In the 21st century, tableware remains a discreet but essential instrument of global diplomacy.
Behind every state dinner, the table continues to convey a vision of power, refinement and national identity. Porcelain, crystal and protocol are not part of the decor: they fully participate in contemporary political language.
The 20th century profoundly renewed this aesthetic. The German Bauhaus introduced an approach based on functionality and purity of lines, soon extended by Scandinavian design and major European manufacturers.
But the modernity of the table is not only written in the West. In Russia, the Imperial Porcelain Manufactory of Saint Petersburg — founded in 1744 under Empress Elizabeth Petrovna and known during the Soviet era as the Lomonosov Manufactory — retains a central role in the representation of the Russian state. Its official services, combining imperial heritage, cobalt motifs and neoclassical aesthetics, continue to accompany major Kremlin receptions and contemporary diplomatic ceremonies.

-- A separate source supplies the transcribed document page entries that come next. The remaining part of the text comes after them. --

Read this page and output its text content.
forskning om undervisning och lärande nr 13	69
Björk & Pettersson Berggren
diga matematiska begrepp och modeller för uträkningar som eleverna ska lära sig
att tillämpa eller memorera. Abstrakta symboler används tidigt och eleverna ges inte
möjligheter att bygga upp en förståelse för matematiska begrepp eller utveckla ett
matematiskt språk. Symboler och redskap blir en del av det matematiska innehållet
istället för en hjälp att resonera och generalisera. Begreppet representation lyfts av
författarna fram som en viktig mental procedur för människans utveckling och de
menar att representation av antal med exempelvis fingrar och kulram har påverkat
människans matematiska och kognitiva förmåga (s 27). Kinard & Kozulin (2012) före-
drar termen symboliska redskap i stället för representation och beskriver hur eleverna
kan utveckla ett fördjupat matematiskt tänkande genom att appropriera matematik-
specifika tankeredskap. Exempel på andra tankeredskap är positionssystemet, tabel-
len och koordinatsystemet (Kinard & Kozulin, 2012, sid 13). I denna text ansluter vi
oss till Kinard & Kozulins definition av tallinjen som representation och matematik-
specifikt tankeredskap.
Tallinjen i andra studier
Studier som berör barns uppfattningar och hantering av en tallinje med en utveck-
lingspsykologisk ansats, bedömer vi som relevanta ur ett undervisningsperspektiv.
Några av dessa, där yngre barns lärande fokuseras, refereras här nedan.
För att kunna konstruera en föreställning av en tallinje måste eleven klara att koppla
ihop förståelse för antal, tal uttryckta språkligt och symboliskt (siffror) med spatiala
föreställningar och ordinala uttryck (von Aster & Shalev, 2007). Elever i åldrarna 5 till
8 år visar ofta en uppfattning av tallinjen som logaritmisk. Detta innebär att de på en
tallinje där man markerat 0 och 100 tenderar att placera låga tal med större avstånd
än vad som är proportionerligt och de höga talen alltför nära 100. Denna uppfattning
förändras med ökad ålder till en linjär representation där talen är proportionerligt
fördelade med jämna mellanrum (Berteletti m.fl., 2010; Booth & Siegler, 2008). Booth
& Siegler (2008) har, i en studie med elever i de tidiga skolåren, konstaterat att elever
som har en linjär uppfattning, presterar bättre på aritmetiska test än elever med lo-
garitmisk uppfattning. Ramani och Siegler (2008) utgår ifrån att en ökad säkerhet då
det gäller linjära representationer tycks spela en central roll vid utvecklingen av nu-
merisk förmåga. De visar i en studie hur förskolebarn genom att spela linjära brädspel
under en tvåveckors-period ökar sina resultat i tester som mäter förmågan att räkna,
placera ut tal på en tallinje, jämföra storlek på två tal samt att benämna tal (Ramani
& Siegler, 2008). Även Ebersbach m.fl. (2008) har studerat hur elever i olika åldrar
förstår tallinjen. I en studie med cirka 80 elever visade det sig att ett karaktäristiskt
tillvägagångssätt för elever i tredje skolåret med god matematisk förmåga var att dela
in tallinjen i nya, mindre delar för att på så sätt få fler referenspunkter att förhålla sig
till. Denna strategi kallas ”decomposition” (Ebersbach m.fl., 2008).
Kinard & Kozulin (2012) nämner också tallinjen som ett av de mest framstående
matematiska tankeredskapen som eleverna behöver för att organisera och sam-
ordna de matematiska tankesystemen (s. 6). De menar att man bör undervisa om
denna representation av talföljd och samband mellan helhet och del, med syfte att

In France, the Manufacture nationale de Sèvres remains one of the major symbols of this diplomacy of decorative arts.
The “Bleu Élysée” service, commissioned in 2018, illustrates this desire to combine heritage, contemporary creation and republican representation.
This logic is also very present in China, Japan, the Gulf monarchies and even in the large African presidential residences, where the table is traditionally a tool of prestige and cultural sovereignty.
Today, the stewards collaborate with designers, artisans and manufacturers to create signature tables where contemporary minimalism, Japanese influences of wabi-sabi, the return of artisanal stoneware and the promotion of local know-how coexist.
For a Palace Steward of a Head of State, these choices remain highly strategic. A porcelain from Saint Petersburg, a crystal from Saint-Louis, a Japanese lacquer or a service from Sèvres not only tell an aesthetic story: they project an image of the country, its heritage and its vision of power.
The contemporary state table thus remains one of the last spaces where art, protocol and diplomacy continue to speak with one voice.